Separately, Aphria said it has entered into a series of deal to accelerate the expiry date of the unsolicited offer launched by Green Growth Brands Inc.GGBXF, -1.04%
Organigram Holdings Inc. shares OGRMF, -6.53% fell 4.5%. Like Aphria and other rivals, Organigram posted a loss for its fiscal second quarter, while revenue topped estimates. The company reported a net loss of C$6.4 million ($4.8 million), or 5 cents a share, after earnings of C$1.076 million, or 1 cent a share, in the year-earlier period.
Net revenue (excluding excise taxes) came to C$26.9 million. The consensus of four analysts polled by FactSet was for EPS of 2 cents and revenue of C$24.2 million.

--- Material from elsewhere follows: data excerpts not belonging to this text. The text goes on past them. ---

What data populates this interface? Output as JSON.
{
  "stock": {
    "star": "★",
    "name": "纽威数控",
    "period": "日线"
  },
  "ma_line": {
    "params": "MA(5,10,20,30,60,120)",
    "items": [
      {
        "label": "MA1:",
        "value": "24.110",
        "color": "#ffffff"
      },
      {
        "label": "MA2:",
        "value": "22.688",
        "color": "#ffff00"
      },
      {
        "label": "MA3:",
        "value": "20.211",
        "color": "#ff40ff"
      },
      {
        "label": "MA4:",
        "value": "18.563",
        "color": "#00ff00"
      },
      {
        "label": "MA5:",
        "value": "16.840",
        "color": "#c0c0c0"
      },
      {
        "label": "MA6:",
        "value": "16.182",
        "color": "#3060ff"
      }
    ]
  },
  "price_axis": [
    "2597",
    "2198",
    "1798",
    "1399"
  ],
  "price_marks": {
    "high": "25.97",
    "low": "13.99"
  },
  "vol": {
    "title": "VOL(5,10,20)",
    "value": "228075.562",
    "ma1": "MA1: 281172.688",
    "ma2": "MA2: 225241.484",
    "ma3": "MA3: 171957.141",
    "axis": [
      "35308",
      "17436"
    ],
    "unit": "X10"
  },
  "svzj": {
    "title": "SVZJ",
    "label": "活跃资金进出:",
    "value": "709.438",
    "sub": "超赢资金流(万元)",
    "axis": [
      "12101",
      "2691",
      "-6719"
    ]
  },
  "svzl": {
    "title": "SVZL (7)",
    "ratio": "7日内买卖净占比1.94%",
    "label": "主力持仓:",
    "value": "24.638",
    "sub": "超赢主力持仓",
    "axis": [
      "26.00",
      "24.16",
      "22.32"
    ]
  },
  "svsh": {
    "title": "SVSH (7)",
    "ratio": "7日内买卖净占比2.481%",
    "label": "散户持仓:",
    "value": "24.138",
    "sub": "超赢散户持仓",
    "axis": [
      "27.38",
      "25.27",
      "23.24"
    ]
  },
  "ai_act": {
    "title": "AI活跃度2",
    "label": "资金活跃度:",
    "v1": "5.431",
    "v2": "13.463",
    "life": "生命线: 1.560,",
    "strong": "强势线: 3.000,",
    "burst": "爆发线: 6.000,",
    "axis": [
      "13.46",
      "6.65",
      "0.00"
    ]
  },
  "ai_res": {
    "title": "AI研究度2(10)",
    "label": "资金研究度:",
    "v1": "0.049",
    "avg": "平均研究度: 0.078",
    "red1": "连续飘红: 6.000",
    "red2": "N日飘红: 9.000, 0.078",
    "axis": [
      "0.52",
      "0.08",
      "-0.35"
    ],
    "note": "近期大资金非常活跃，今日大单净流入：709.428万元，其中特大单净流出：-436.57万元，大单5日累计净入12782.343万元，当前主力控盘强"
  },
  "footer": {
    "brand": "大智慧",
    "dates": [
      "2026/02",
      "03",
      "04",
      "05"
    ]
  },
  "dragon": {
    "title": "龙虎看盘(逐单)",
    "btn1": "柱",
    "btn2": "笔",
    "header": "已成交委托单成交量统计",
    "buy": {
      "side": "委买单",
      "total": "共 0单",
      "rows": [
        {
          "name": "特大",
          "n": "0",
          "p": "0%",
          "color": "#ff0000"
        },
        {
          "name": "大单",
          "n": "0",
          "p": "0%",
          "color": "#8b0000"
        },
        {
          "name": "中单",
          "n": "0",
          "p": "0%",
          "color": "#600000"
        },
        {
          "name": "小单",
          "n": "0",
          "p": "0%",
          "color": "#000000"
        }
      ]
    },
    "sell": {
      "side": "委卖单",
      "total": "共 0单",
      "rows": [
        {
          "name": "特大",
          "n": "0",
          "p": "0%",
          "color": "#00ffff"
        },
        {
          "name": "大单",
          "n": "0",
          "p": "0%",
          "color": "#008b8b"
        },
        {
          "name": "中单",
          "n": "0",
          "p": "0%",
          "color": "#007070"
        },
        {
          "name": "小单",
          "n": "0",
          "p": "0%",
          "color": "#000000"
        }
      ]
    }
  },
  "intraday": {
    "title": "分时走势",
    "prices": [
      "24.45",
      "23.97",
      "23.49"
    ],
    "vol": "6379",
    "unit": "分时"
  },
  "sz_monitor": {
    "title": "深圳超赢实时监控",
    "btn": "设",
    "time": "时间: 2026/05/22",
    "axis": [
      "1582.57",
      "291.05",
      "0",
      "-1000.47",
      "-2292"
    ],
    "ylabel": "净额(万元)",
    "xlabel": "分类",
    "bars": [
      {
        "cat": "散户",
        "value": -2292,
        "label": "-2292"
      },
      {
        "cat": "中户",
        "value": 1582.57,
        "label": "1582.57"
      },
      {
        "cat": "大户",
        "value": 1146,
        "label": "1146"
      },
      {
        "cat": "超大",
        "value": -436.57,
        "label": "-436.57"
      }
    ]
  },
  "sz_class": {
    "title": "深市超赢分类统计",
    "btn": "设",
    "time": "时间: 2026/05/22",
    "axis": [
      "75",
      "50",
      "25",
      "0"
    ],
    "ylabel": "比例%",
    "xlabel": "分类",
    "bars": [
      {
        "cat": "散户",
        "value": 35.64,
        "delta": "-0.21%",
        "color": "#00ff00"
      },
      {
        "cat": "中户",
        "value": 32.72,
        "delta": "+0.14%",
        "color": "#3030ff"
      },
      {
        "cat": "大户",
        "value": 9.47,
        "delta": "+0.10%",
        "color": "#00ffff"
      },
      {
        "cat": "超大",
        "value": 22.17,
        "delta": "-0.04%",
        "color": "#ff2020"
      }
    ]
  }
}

The company said its “all-in” cost of cultivation came to 85 cents per gram of dried flower harvested, down from C$1.48 a year ago, mostly due to higher yields per plant. It is now focusing on vaporizable pen technologies and a range of edibles ahead of the launch of derivatives in Canada in the fall of 2019.
U.S. cannabis retailer MedMen Enterprises Inc. MMNFF, +1.44% offered unaudited revenue numbers for its fiscal third quarter to end March of $36.6 million, up 22% over the second quarter. The growth was driven by the company’s retail expansion in Nevada and Arizona, where sales rose 34% and 513% respectively, from the second quarter.
In Nevada, the company’s Paradise location, which is closest to McCarran Airport, is the company’s second highest performer, with a 39% increase on the second quarter.
The company said pro forma revenue, including for acquisitions that have not yet closed, came to $54.9 million, up 11% from the second quarter. The company announced plans to acquire PharmaCann LLC in October, in an all-stock deal valued at $682 million.
In regulatory news, the U.S. Hemp Authority is revising guidelines for CBD producers seeking a seal that ensures the safety of their products and has set an April 15 deadline for manufacturers to comment on how the industry should self-regulate, Marijuana Business Daily reported.
The U.S. Food and Drug Administration has separately pledged to hold a public hearing on May 31 for stakeholders to share their experiences, and offer information and views on how the CBD market should be regulated. While hemp was fully legalized in the December Farm Bill, CBD was moved under the purview of the FDA from the DEA, and the former has said companies cannot add it to food or beverages without its approval.
Meanwhile, investors are bracing for the initial public offering later this week of what will be the closest thing to a U.S. cannabis company available for trade on a major U.S. exchange. Greenlane Holdings Inc. GNLN, +0.00% a Florida-based maker of cannabis vape hardware and accessories to retail businesses and consumers across the U.S., Canada and elsewhere around the world, is expected to price its IPO on Wednesday and to start trading Thursday on Nasdaq, under the ticker symbol “GNLN.”